Looking forward, U.S. shipments of packaging machinery are forecast to grow at a cumulative annual rate of 3.9 percent over the next three years from an estimated $4.889 billion in 2003 to $5.491 billion by 2006 in constant 2003 dollars. The aggregate forecast is based on the cumulative outlook for all of the 17 defined packaging machinery categories.
The overall packaging machinery shipment outlook is also based heavily on the following macroeconomic assumptions and expectations:
The fundamental assumption underlying the three-year growth forecast for packaging machinery shipments is that the U.S. economy will continue to grow—albeit unevenly—during the period. Following a reasonably strong 2004 (with GDP gaining in the range of 4.0 percent to 4.3 percent), economic growth is expected to moderate in 2005 (3.0 percent to 3.5 percent), and then reaccelerate in 2006 (4.2 percent to 4.6 percent). Consumer spending will also grow unevenly, reflecting the predicted restraining effects of higher interest rates and lack of significant job creation.

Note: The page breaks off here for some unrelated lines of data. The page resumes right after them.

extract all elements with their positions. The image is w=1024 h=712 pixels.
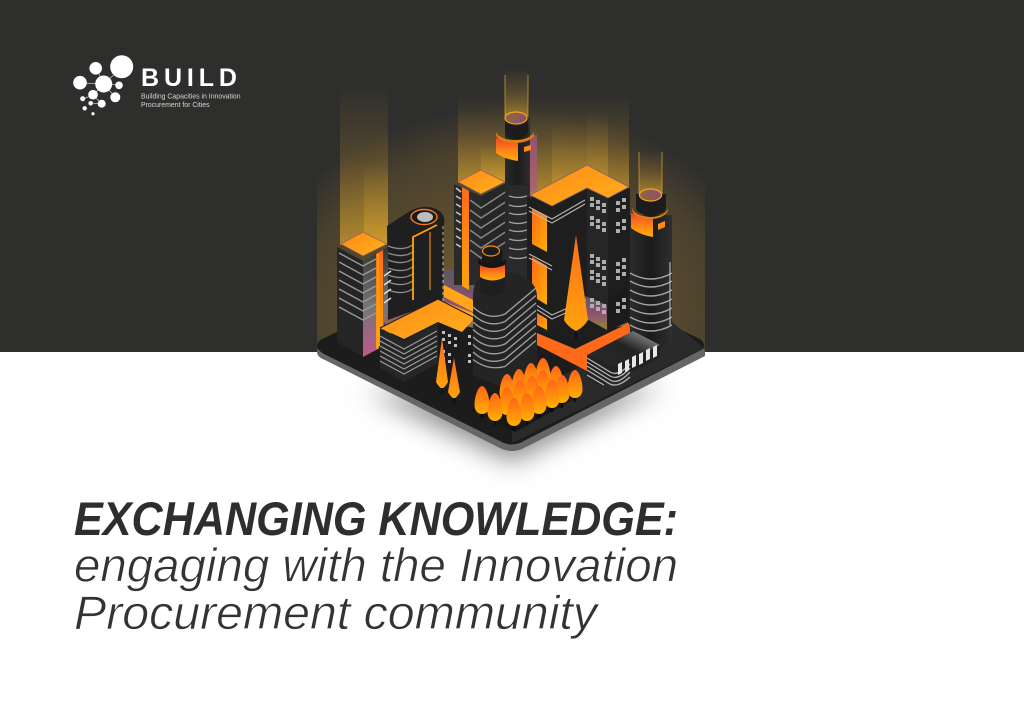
colored glass between buildings xyxy=(385,270,525,340)
big right building xyxy=(527,165,630,340)
building: left tower with orange roof xyxy=(337,232,391,357)
orange windows xyxy=(532,208,547,330)
trees xyxy=(474,358,582,426)
dark tree base xyxy=(468,386,580,432)
building: chevron tower with orange roof xyxy=(454,170,508,292)
front round building xyxy=(473,246,537,395)
tree cluster xyxy=(468,358,582,432)
title line 2: engaging with the Innovation xyxy=(74,538,678,592)
central tall tower xyxy=(496,75,537,300)
chevron lines xyxy=(529,200,586,319)
title line 1: EXCHANGING KNOWLEDGE: xyxy=(74,492,678,545)
illustration: isometric city xyxy=(317,74,706,476)
small orange cones xyxy=(436,338,460,404)
collar xyxy=(496,131,534,143)
right front cylindrical tower xyxy=(630,152,672,349)
logo: BUILD xyxy=(73,55,242,115)
platform shadow xyxy=(365,385,665,462)
logo mark: connected circles xyxy=(73,55,133,115)
window grids xyxy=(590,197,606,314)
dark header background xyxy=(0,0,1024,352)
platform xyxy=(317,250,705,451)
title line 3: Procurement community xyxy=(74,586,600,639)
orange band xyxy=(631,213,653,237)
logo tagline: Procurement for Cities xyxy=(141,102,210,109)
roof xyxy=(530,165,629,206)
title xyxy=(74,492,678,639)
orange L-shaped plaza xyxy=(537,323,631,371)
tree trunks xyxy=(482,397,575,431)
light beams xyxy=(340,68,662,245)
logo tagline: Building Capacities in Innovation xyxy=(141,94,241,100)
collar xyxy=(632,207,668,219)
low orange-roof building xyxy=(380,285,473,382)
building: rounded pill with ring xyxy=(387,207,444,320)
pink side glow xyxy=(528,135,537,194)
orange band xyxy=(496,138,518,161)
shaft xyxy=(505,125,530,300)
logo wordmark: BUILD xyxy=(141,64,242,92)
small tower on top xyxy=(480,264,505,296)
glow halo behind city xyxy=(317,119,705,352)
orange cone tower xyxy=(564,235,588,340)
low front-right building xyxy=(587,331,660,385)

On the other hand, capital spending by the business sector, typically responsible for one-third of GDP, is predicted to increase at higher rates than both the GDP and consumer spending—essentially reassuming its recent prior role as the bulwark of the economy's strength. U.S. corporations, now flush with cash, are expected to spend more heavily for new equipment in order to achieve higher productivity and efficiency in their operations. The prediction of sustained economic growth is obviously contingent on the absence of any serious exogenous events or disruptions.
Capacity utilization by U.S. manufacturing industries will continue to improve at a gradual pace early in the period and then will rise more meaningfully toward 2006. According to the Federal Reserve Board, the rate for total U.S. manufacturing stood at 76 percent at the end of August 2004. While durable products manufacturing remained low at 73.7 percent, nondurable manufacturing, which is responsible for the preponderance of packaging machinery demand, had improved to 79.3 percent, up from 76.9 percent in 2003. Utilization by the food manufacturing industries—a key indicator for the machinery market—also improved to 81.7 percent from just over 80 percent in 2003.
With the generally acknowledged trigger point for meaningful expansion-related spending pegged at roughly 82 percent to 83 percent, it is likely that capital spending will benefit as the period progresses. It is worth pointing out that, in reality, the Fed rates may be understated, because data from the Institute for Supply Management have recently shown capacity utilization more in the 80-percent range, reflecting what is believed to be a more realistic assessment by manufacturers of their current capacity measurement. The likelihood is that the numbers are somewhere in between the two. Aided by the expected continuation of a favorable U.S. dollar exchange rate for at least the near term, as well as by further improvement in world economic conditions, the U.S. export environment is expected to remain favorable during the three-year period. In line with the predicted growth of the U.S. economy accompanied by only moderate inflation, interest rates are expected to rise in gradual steps.